The posture displays extreme flexibility in the form of a split, which is reminiscent of gymnastics.
There is, however, a story behind the pose. It is from the tale of the Ramayana, in which Hanuman jumps across the Indian Ocean to save Prince Rama’s true love, Sita, who had been captured and taken to the island of Sri Lanka. He leaps across the ocean in this position.
This posture requires a great deal of flexibility in the hamstrings and hip flexors. It is an intermediate asana and it is necessary to warm up all of the appropriate muscle groups before attempting it.
Monkey Pose is typically performed after standing postures, but before seated postures, in the middle of a practice.
There are many ways to modify this posture to make it accessible to all levels. Time, dedication, and faith are required to master this powerful asana!
It is better to practice this pose on bare floor rather than your sticky mat, because there is some sliding action required.
Unless you’re an experienced and very flexible yogi you may want to use two blocks to support you while getting/sliding into the “split” position.
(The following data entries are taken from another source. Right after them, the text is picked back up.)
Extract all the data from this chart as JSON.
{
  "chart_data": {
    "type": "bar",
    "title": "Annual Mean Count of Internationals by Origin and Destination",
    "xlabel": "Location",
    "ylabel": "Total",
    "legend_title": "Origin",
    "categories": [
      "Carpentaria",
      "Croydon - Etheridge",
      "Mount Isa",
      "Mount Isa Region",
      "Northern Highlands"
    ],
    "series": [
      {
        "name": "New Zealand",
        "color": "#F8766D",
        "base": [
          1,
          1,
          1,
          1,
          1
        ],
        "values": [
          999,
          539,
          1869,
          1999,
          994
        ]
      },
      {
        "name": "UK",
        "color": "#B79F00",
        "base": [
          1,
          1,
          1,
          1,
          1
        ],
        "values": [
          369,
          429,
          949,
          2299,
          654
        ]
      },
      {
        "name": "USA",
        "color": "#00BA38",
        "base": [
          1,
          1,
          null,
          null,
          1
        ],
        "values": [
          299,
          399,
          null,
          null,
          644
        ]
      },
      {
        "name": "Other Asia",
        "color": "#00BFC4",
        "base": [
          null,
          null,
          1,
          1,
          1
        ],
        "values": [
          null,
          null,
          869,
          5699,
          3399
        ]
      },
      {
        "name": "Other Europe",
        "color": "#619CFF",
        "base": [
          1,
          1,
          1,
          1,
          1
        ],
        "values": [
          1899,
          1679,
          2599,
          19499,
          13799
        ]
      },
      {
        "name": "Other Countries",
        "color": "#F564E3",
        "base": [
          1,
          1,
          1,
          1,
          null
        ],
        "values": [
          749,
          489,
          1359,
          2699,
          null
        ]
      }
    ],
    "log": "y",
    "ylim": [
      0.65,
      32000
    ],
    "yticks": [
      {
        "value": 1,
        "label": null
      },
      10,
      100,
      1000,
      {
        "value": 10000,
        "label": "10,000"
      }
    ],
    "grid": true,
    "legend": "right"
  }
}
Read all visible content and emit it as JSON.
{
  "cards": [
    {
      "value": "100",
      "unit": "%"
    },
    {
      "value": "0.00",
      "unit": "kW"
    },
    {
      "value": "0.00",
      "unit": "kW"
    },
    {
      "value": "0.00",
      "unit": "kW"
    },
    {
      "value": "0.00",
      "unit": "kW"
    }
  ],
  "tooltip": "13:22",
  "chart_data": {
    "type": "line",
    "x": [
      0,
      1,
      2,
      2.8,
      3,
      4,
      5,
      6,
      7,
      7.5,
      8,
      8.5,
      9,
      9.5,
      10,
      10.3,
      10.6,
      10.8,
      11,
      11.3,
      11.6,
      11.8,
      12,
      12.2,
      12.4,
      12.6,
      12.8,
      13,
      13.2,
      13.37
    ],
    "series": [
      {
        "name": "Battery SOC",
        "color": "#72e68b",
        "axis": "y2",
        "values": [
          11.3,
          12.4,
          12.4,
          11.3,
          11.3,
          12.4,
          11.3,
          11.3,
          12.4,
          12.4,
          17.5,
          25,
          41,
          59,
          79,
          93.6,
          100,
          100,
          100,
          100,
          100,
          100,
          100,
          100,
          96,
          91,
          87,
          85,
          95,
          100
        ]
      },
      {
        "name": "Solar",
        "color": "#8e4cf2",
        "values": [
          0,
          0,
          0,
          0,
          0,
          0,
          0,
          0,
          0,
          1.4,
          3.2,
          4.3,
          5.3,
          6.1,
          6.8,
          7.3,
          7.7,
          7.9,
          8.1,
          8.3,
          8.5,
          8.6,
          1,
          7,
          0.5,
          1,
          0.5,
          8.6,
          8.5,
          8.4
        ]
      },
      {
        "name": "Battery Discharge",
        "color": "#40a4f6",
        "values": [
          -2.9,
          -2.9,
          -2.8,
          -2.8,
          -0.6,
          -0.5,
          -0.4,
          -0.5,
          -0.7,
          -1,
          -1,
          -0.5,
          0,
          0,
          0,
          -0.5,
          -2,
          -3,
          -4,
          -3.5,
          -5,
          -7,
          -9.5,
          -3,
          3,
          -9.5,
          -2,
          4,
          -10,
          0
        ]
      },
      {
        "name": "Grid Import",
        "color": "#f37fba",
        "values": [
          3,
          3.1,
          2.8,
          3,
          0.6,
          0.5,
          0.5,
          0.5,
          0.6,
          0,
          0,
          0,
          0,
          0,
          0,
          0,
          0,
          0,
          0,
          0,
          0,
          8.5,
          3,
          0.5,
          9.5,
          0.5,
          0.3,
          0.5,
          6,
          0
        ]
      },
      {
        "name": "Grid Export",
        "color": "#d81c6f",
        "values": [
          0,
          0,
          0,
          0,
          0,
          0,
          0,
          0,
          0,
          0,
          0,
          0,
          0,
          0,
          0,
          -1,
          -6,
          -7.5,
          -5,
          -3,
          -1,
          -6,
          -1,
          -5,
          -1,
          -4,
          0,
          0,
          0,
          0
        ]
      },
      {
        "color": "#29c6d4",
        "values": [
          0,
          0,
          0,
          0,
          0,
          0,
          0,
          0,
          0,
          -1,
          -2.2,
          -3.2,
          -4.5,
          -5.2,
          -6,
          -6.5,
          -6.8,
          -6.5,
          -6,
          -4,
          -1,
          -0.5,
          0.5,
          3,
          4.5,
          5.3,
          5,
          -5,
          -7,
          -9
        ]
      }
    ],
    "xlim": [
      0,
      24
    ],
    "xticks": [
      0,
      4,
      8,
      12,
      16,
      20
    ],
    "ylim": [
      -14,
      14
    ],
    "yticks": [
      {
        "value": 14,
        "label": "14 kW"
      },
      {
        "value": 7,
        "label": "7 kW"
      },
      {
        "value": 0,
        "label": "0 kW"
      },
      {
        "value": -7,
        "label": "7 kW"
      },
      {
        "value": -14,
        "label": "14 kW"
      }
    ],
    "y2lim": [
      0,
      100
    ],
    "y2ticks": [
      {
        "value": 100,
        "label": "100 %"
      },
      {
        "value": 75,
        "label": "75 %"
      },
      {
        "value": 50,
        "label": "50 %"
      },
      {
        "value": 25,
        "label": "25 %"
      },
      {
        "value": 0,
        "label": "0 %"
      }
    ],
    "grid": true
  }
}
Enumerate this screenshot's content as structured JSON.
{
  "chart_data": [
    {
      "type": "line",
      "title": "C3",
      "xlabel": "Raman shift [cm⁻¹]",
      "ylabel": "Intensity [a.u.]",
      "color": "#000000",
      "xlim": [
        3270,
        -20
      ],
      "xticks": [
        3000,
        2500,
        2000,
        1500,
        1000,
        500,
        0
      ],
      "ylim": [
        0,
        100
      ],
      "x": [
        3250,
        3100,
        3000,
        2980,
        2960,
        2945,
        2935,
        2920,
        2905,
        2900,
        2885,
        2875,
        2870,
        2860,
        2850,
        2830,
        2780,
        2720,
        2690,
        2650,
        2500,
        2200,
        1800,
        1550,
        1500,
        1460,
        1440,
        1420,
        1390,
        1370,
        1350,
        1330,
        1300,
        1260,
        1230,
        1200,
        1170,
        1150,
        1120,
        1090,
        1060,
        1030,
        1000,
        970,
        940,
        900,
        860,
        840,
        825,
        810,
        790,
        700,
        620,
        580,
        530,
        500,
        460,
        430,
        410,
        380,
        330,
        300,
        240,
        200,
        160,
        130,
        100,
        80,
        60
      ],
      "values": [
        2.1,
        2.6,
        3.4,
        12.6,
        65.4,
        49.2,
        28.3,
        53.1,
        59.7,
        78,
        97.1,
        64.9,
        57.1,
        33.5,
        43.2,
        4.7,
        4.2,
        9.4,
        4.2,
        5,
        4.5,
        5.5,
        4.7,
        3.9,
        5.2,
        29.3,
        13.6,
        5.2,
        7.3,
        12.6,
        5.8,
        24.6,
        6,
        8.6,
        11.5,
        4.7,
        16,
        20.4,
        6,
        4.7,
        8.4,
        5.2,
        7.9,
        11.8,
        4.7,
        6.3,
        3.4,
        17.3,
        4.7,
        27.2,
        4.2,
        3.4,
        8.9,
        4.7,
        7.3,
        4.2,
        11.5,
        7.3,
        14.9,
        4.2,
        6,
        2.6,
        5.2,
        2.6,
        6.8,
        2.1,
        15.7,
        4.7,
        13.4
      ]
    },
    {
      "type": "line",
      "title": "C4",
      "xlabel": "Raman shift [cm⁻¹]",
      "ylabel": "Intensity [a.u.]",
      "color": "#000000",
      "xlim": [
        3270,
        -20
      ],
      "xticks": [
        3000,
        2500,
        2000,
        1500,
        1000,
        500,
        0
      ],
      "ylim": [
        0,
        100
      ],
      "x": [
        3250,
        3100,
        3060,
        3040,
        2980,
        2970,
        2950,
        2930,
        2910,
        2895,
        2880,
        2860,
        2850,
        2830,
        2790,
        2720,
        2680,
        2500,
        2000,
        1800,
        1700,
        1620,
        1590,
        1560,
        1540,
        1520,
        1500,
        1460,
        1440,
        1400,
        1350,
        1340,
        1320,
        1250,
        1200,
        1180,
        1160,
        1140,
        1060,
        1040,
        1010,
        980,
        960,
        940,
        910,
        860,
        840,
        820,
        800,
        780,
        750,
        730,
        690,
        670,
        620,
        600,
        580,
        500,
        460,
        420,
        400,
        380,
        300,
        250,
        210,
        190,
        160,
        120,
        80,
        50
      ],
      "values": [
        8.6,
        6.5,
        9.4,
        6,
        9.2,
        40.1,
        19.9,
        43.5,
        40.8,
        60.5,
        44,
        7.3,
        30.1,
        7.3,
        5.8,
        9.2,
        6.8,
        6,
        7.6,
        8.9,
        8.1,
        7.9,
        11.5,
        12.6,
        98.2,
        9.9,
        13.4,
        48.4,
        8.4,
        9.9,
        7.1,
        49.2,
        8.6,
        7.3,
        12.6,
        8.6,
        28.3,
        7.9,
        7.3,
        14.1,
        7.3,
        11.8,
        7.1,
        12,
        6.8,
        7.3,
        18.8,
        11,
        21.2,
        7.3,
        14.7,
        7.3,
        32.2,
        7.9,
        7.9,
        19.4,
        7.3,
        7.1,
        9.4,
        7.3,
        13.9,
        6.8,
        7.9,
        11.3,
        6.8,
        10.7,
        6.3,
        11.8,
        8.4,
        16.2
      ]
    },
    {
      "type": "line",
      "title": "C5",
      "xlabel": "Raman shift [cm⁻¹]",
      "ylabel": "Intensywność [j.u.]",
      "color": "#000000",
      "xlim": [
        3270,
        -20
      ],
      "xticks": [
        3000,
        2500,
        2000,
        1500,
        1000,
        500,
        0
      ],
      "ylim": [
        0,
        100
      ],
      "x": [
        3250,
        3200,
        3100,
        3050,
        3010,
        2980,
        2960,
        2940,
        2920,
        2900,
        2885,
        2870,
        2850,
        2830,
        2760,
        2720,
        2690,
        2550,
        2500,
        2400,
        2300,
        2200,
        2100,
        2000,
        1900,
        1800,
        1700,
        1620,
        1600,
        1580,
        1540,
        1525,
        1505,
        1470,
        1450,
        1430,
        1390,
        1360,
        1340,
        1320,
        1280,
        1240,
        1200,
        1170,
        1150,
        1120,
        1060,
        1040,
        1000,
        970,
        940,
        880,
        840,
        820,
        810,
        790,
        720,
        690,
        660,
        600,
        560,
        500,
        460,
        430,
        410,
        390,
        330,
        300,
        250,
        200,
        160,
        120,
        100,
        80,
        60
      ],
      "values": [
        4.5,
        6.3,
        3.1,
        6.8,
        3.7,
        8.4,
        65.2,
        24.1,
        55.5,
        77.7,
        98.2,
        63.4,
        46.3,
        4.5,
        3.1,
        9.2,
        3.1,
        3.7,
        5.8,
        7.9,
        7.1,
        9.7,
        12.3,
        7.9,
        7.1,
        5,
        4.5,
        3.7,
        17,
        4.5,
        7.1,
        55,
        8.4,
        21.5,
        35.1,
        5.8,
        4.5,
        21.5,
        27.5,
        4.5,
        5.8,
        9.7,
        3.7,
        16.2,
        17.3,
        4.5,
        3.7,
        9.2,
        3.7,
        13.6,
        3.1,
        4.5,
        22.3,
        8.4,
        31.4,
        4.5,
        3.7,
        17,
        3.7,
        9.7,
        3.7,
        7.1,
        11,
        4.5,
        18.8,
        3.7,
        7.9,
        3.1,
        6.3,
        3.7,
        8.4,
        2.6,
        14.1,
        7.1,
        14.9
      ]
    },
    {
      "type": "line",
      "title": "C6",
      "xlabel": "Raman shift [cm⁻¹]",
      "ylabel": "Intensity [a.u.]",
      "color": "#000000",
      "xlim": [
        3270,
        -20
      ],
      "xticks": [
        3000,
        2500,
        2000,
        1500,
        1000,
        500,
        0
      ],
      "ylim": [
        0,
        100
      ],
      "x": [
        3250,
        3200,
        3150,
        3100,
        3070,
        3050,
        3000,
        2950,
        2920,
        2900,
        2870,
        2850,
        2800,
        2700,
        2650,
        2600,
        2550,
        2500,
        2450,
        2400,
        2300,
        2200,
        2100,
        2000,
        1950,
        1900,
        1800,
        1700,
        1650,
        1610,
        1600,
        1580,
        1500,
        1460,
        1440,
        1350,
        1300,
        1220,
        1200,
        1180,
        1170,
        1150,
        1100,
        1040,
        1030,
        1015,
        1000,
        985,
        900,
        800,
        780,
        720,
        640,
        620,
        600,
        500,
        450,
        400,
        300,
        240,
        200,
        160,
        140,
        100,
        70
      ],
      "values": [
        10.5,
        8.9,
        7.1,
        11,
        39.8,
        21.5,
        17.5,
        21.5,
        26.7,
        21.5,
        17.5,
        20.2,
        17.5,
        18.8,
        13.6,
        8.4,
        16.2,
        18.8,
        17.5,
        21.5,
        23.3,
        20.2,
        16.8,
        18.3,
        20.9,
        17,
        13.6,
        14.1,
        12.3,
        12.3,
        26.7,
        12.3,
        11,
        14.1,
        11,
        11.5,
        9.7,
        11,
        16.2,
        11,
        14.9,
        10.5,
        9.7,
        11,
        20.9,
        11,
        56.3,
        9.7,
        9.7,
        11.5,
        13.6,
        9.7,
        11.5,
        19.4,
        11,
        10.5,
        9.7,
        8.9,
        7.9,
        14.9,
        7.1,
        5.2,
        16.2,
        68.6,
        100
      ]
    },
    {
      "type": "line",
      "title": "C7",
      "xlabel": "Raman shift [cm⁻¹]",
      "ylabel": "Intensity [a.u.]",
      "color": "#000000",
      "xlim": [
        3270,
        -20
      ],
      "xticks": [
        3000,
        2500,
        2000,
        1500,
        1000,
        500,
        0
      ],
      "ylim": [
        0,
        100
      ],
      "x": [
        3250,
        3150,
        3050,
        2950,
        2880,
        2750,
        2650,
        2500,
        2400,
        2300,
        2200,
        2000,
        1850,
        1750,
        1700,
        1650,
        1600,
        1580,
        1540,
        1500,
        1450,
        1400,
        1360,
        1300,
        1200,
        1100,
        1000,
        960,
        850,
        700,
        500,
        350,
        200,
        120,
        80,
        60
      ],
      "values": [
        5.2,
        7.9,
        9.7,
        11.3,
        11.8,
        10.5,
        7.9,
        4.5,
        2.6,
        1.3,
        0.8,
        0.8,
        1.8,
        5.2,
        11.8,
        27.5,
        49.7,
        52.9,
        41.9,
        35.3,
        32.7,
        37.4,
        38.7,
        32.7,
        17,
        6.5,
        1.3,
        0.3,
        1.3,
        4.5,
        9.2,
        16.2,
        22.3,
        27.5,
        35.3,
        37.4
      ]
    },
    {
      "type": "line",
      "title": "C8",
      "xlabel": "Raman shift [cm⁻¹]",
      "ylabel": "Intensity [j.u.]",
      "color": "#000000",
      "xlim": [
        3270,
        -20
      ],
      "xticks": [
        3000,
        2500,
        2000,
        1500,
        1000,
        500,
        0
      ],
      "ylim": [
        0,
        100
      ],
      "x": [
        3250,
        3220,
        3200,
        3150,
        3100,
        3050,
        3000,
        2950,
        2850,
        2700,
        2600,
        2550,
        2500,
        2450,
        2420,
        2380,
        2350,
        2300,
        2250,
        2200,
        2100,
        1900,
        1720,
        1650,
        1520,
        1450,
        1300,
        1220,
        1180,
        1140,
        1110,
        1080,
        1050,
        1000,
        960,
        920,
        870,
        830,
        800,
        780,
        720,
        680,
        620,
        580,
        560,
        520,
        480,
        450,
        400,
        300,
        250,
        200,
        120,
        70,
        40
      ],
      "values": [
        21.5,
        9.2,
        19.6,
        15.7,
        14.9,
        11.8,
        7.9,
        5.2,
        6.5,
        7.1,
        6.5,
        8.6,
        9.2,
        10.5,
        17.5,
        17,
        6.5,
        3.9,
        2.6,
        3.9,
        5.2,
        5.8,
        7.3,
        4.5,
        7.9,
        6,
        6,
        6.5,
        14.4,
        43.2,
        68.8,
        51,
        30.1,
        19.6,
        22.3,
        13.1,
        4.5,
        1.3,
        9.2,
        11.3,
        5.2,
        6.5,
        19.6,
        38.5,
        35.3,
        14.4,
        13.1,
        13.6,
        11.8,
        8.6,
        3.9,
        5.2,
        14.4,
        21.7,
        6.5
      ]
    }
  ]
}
How to Do Monkey Pose: Step-by-Step Instructions
First, you will start in Half Monkey Pose. From a low lunge with the right leg forward, lean back on the left knee until the right leg straightens.
(Optional modification: Place your two blocks on either side of your leg here)
Place your hands on the floor (or on your blocks) and begin to slide the front foot forward. You may find a place where the action stops before your hips reach the floor; that’s okay!
(You can stay right here, or place a block underneath your hips for support. This will help you get deeper into the pose and allow you to stay there for longer without straining.)